My grandmother often said, “If you can’t say something nice – you’re better off not saying anything at all.”
Another bit of wise advice from this 99-year-old woman: “If you throw mud, you’re just losing ground.”
It’s similar to the Navy’s longstanding motto, “Loose lips sink ships.” Loose lips can also sink interviews, jobs and careers, as experienced recruiters can attest.
At a job interview, simply zip your lip about your boss and coworkers. You may even be goaded or flat out asked to discuss tell your boss’s management style or what you liked and disliked. This is a sure warning sign to zip your lip and not reveal any complaints you have about your current or past bosses.
If you say something negative about your boss, HR managers and interviewers assume that you’ll say something negative about a new boss, too.
Critical people tend to remain critical; recruiters quickly eliminate negative people during interviews.
So, you’re better off saying something nice and leaving it at that. With practice and deep study, you can find something nice to say about almost anyone.
Also, remember that most people believe that every story has more than one side. Apart from hearing yours, a hiring manager is bound to wonder what the other half of the story might be. Or, the interviewer may wonder if it is ever possible to please you.
It is considered good business practice to never complain, even if asked to do so.
When a complaint is necessary, always make it only to those who can do something about it, and only after you have carefully considered whether it’s worth it to complain. Pick your fights wisely.

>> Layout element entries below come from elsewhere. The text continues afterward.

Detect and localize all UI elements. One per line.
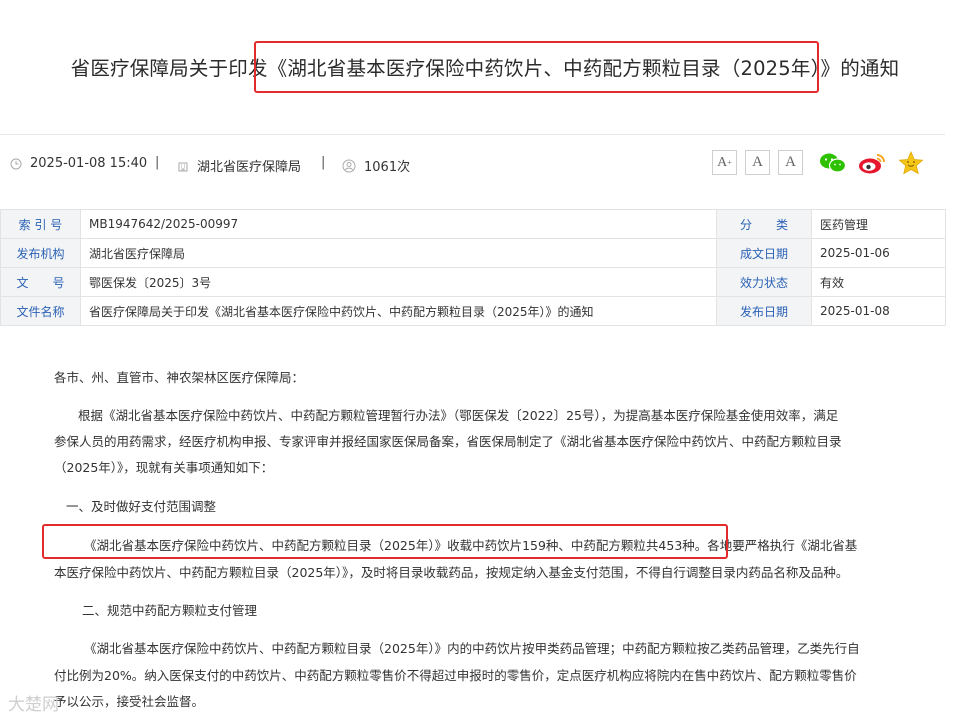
value-issuing-agency: 湖北省医疗保障局 — [80, 238, 717, 268]
meta-publisher-text: 湖北省医疗保障局 — [197, 160, 302, 175]
paragraph-line: 本医疗保险中药饮片、中药配方颗粒目录（2025年）》，及时将目录收载药品，按规定… — [54, 565, 849, 580]
meta-separator: | — [155, 155, 160, 170]
paragraph-line: 参保人员的用药需求，经医疗机构申报、专家评审并报经国家医保局备案，省医保局制定了… — [54, 434, 842, 449]
value-document-number: 鄂医保发〔2025〕3号 — [80, 267, 717, 297]
favorite-star-icon — [898, 151, 924, 175]
meta-views-text: 1061次 — [364, 160, 411, 175]
clock-icon — [10, 158, 22, 169]
meta-separator: | — [321, 155, 326, 170]
label-index-number: 索 引 号 — [0, 209, 81, 239]
user-icon — [342, 159, 356, 172]
divider — [0, 134, 945, 135]
font-size-increase-button[interactable]: A + — [712, 150, 737, 175]
page-title: 省医疗保障局关于印发《湖北省基本医疗保险中药饮片、中药配方颗粒目录（2025年）… — [70, 57, 900, 80]
value-publish-date: 2025-01-08 — [811, 296, 946, 326]
weibo-share-button[interactable] — [857, 150, 887, 176]
font-size-decrease-button[interactable]: A — [778, 150, 803, 175]
section-heading: 二、规范中药配方颗粒支付管理 — [82, 603, 258, 618]
salutation: 各市、州、直管市、神农架林区医疗保障局： — [54, 370, 305, 385]
table-row: 发布机构 湖北省医疗保障局 成文日期 2025-01-06 — [0, 238, 946, 268]
paragraph-line: （2025年）》，现就有关事项通知如下： — [54, 460, 274, 475]
label-drafted-date: 成文日期 — [716, 238, 812, 268]
label-document-name: 文件名称 — [0, 296, 81, 326]
label-validity-status: 效力状态 — [716, 267, 812, 297]
value-document-name: 省医疗保障局关于印发《湖北省基本医疗保险中药饮片、中药配方颗粒目录（2025年）… — [80, 296, 717, 326]
paragraph-line: 《湖北省基本医疗保险中药饮片、中药配方颗粒目录（2025年）》收载中药饮片159… — [84, 538, 858, 553]
section-heading: 一、及时做好支付范围调整 — [66, 499, 217, 514]
table-row: 文件名称 省医疗保障局关于印发《湖北省基本医疗保险中药饮片、中药配方颗粒目录（2… — [0, 296, 946, 326]
building-icon — [178, 162, 188, 171]
table-row: 文 号 鄂医保发〔2025〕3号 效力状态 有效 — [0, 267, 946, 297]
table-row: 索 引 号 MB1947642/2025-00997 分 类 医药管理 — [0, 209, 946, 239]
font-size-default-button[interactable]: A — [745, 150, 770, 175]
document-info-table: 索 引 号 MB1947642/2025-00997 分 类 医药管理 发布机构… — [0, 209, 946, 326]
value-index-number: MB1947642/2025-00997 — [80, 209, 717, 239]
label-document-number: 文 号 — [0, 267, 81, 297]
paragraph-line: 付比例为20%。纳入医保支付的中药饮片、中药配方颗粒零售价不得超过申报时的零售价… — [54, 668, 857, 683]
label-publish-date: 发布日期 — [716, 296, 812, 326]
paragraph-line: 予以公示，接受社会监督。 — [54, 694, 205, 709]
label-issuing-agency: 发布机构 — [0, 238, 81, 268]
value-drafted-date: 2025-01-06 — [811, 238, 946, 268]
meta-views: 1061次 — [342, 156, 410, 175]
article-meta-bar: 2025-01-08 15:40 | 湖北省医疗保障局 | 1061次 A + A… — [0, 150, 945, 178]
meta-datetime-text: 2025-01-08 15:40 — [30, 156, 148, 171]
label-category: 分 类 — [716, 209, 812, 239]
meta-publisher: 湖北省医疗保障局 — [177, 156, 301, 175]
watermark-text: 大楚网 — [8, 695, 59, 715]
value-category: 医药管理 — [811, 209, 946, 239]
value-validity-status: 有效 — [811, 267, 946, 297]
weibo-icon — [859, 154, 885, 174]
favorite-button[interactable] — [896, 150, 926, 176]
paragraph-line: 根据《湖北省基本医疗保险中药饮片、中药配方颗粒管理暂行办法》（鄂医保发〔2022… — [78, 408, 839, 423]
meta-datetime: 2025-01-08 15:40 — [10, 156, 147, 171]
wechat-share-button[interactable] — [818, 150, 848, 176]
paragraph-line: 《湖北省基本医疗保险中药饮片、中药配方颗粒目录（2025年）》内的中药饮片按甲类… — [84, 641, 860, 656]
wechat-icon — [820, 153, 847, 173]
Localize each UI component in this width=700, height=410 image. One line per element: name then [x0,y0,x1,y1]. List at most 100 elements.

Usually, it’s better to seek solutions than to make complaints. At least try to offer solutions before you file your complaint.
Take Advantage of Interview Opportunities to Promote Yourself
Instead of lodging complaints, turn the interview to your advantage.

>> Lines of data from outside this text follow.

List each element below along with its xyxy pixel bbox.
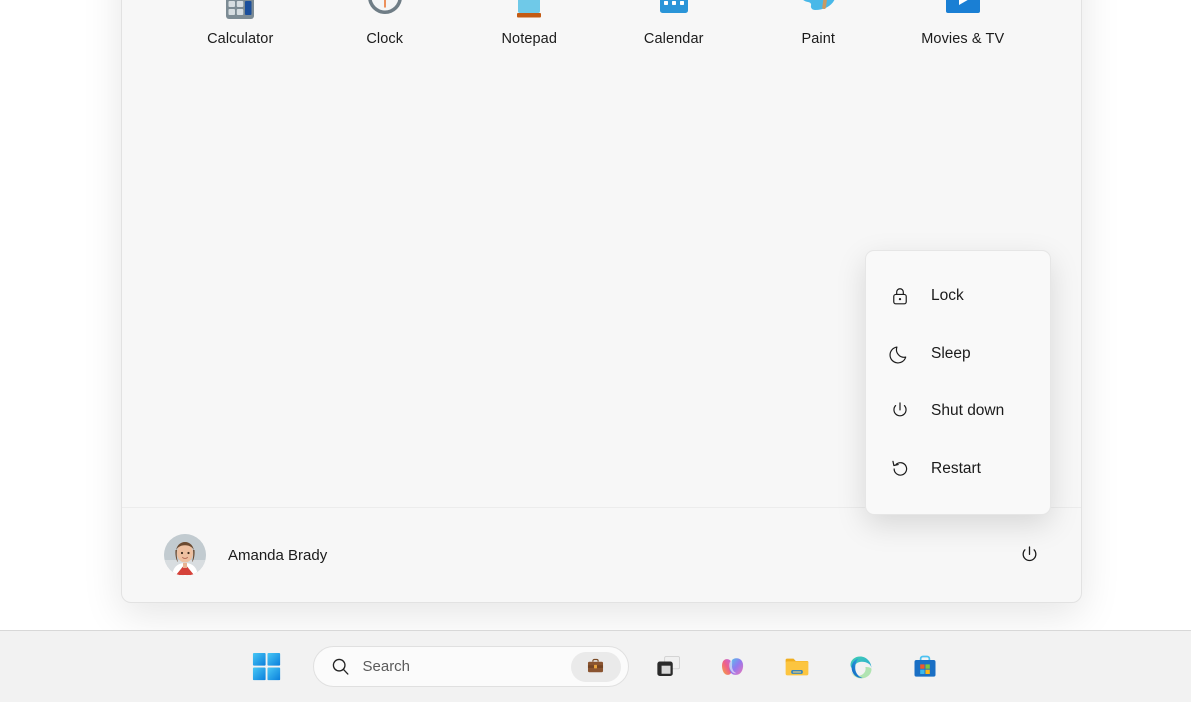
calculator-icon (217, 0, 263, 21)
taskbar: Search (0, 630, 1191, 702)
app-label: Clock (366, 31, 404, 47)
power-icon (1022, 545, 1036, 561)
app-tile-clock[interactable]: Clock (313, 0, 458, 57)
app-label: Paint (801, 31, 836, 47)
power-menu-item-lock[interactable]: Lock (866, 273, 1050, 319)
app-tile-calculator[interactable]: Calculator (168, 0, 313, 57)
app-label: Notepad (501, 31, 558, 47)
app-label: Calculator (207, 31, 274, 47)
windows-logo-icon (252, 652, 280, 680)
power-menu-label: Sleep (931, 344, 971, 362)
store-icon (914, 655, 935, 677)
avatar (164, 534, 206, 576)
app-tile-movies-tv[interactable]: Movies & TV (891, 0, 1036, 57)
start-menu-footer: Amanda Brady (122, 507, 1081, 602)
calendar-icon (651, 0, 697, 21)
microsoft-store-button[interactable] (901, 643, 949, 691)
microsoft-edge-button[interactable] (837, 643, 885, 691)
briefcase-icon[interactable] (570, 651, 621, 682)
copilot-button[interactable] (709, 643, 757, 691)
power-menu-item-shut-down[interactable]: Shut down (866, 388, 1050, 434)
task-view-icon (656, 655, 680, 676)
app-label: Movies & TV (921, 31, 1005, 47)
clock-icon (362, 0, 408, 21)
pinned-apps-grid: Calculator Clock Notepad Calendar Paint … (122, 0, 1081, 57)
start-button[interactable] (243, 643, 291, 691)
search-input[interactable]: Search (312, 646, 629, 687)
app-tile-notepad[interactable]: Notepad (457, 0, 602, 57)
folder-icon (785, 658, 808, 675)
taskbar-items: Search (235, 643, 957, 691)
search-icon (332, 658, 349, 675)
power-menu-item-sleep[interactable]: Sleep (866, 331, 1050, 377)
moon-icon (888, 342, 912, 366)
notepad-icon (506, 0, 552, 21)
power-menu-label: Lock (931, 286, 964, 304)
search-placeholder: Search (362, 658, 411, 675)
power-menu-item-restart[interactable]: Restart (866, 446, 1050, 492)
power-menu-label: Restart (931, 460, 981, 478)
power-menu-label: Shut down (931, 402, 1005, 420)
movies-tv-icon (940, 0, 986, 21)
file-explorer-button[interactable] (773, 643, 821, 691)
power-icon (888, 399, 912, 423)
power-button[interactable] (1007, 533, 1051, 577)
copilot-icon (721, 657, 743, 675)
user-account-button[interactable]: Amanda Brady (158, 528, 337, 582)
app-tile-calendar[interactable]: Calendar (602, 0, 747, 57)
lock-icon (888, 284, 912, 308)
task-view-button[interactable] (645, 643, 693, 691)
app-label: Calendar (643, 31, 704, 47)
edge-icon (850, 656, 871, 678)
user-name: Amanda Brady (228, 546, 328, 564)
paint-icon (795, 0, 841, 21)
power-options-flyout: Lock Sleep Shut down Restart (865, 250, 1051, 515)
restart-icon (888, 457, 912, 481)
app-tile-paint[interactable]: Paint (746, 0, 891, 57)
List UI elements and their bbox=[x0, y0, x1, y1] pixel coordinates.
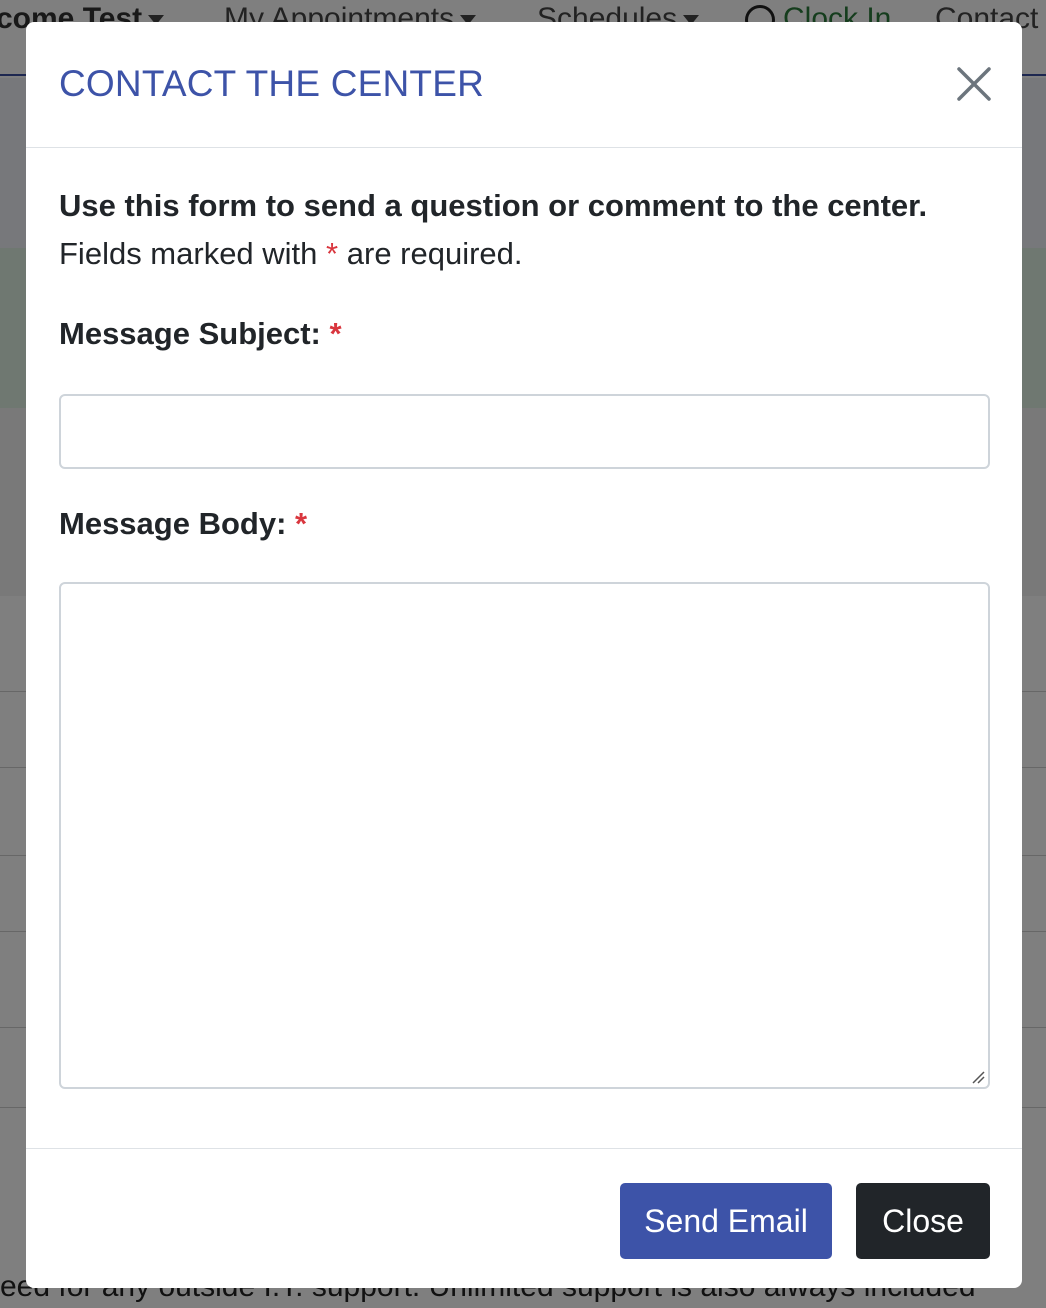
body-label: Message Body: * bbox=[59, 504, 307, 544]
subject-label: Message Subject: * bbox=[59, 314, 342, 354]
required-asterisk: * bbox=[329, 316, 342, 351]
close-icon[interactable] bbox=[954, 64, 994, 104]
send-email-button[interactable]: Send Email bbox=[620, 1183, 832, 1259]
required-asterisk: * bbox=[295, 506, 308, 541]
required-note-text-end: are required. bbox=[346, 236, 523, 271]
message-body-textarea[interactable] bbox=[59, 582, 990, 1089]
modal-footer: Send Email Close bbox=[26, 1148, 1022, 1288]
contact-modal: CONTACT THE CENTER Use this form to send… bbox=[26, 22, 1022, 1288]
modal-title: CONTACT THE CENTER bbox=[59, 63, 485, 104]
required-asterisk: * bbox=[326, 236, 339, 271]
subject-label-text: Message Subject: bbox=[59, 316, 321, 351]
body-label-text: Message Body: bbox=[59, 506, 287, 541]
close-button[interactable]: Close bbox=[856, 1183, 990, 1259]
resize-handle-icon[interactable] bbox=[971, 1070, 985, 1084]
message-subject-input[interactable] bbox=[59, 394, 990, 469]
required-note: Fields marked with * are required. bbox=[59, 234, 523, 274]
modal-header: CONTACT THE CENTER bbox=[26, 22, 1022, 148]
required-note-text: Fields marked with bbox=[59, 236, 318, 271]
form-intro: Use this form to send a question or comm… bbox=[59, 188, 928, 223]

Talk about your career objectives and your strengths and experiences. You might say something about the fact that you want a greater challenge for your talents than what the last company offered, or you’re seeking greater responsibilities, or your previous employer laid off a number of employees after restructuring the company, etc.
Here’s another way to answer that pesky question” “Why did you leave your last job?”Focus on what you learned from the experience at the last company. Be sure to make it positive and end by mentioning a talent that is in demand at the company that is interviewing you.
Stay positive — and hope that people know that your previous boss really was a jerk.
Badmouthing the former boss is bad business even if the interviewer knows you are telling the truth.
By being diplomatic and not mentioning it at all, you will impress the interviewer as someone who has credibility, discretion and integrity, all highly desired traits.
Badmouthing a previous boss is a sure-fire way to burn your bridges, too. You may need a reference from that boss; you can’t expect something favorable from him if you were caught complaining — especially if you did it in writing on the Internet.
I’ve found that time can heal most wounds caused by verbal disagreements. But written complaints cause deeper wounds, especially if you’re caught complaining –- or worse, libeling a person or company in writing.
Thanks to the internet, these comments can follow you forever. In the worst case scenario, you get fired and/or sued thanks to your big mouth, and it is unlikely that you will easily get a new job.
Records of lawsuits are easy to find online; any company doing basic background checks will find them.
So now you know; you’ve been warned and you’ve been schooled… It’s simply a very bad career move to criticize a boss, other employees or a company for that matter. Doing so online is apt to get you fired – possibly even immediately.
Remember, too, that what goes online tends to stay online for a very long time. Potential future employers can see what you’ve said about others; it’s likely to cost you a job you really want now or in the future.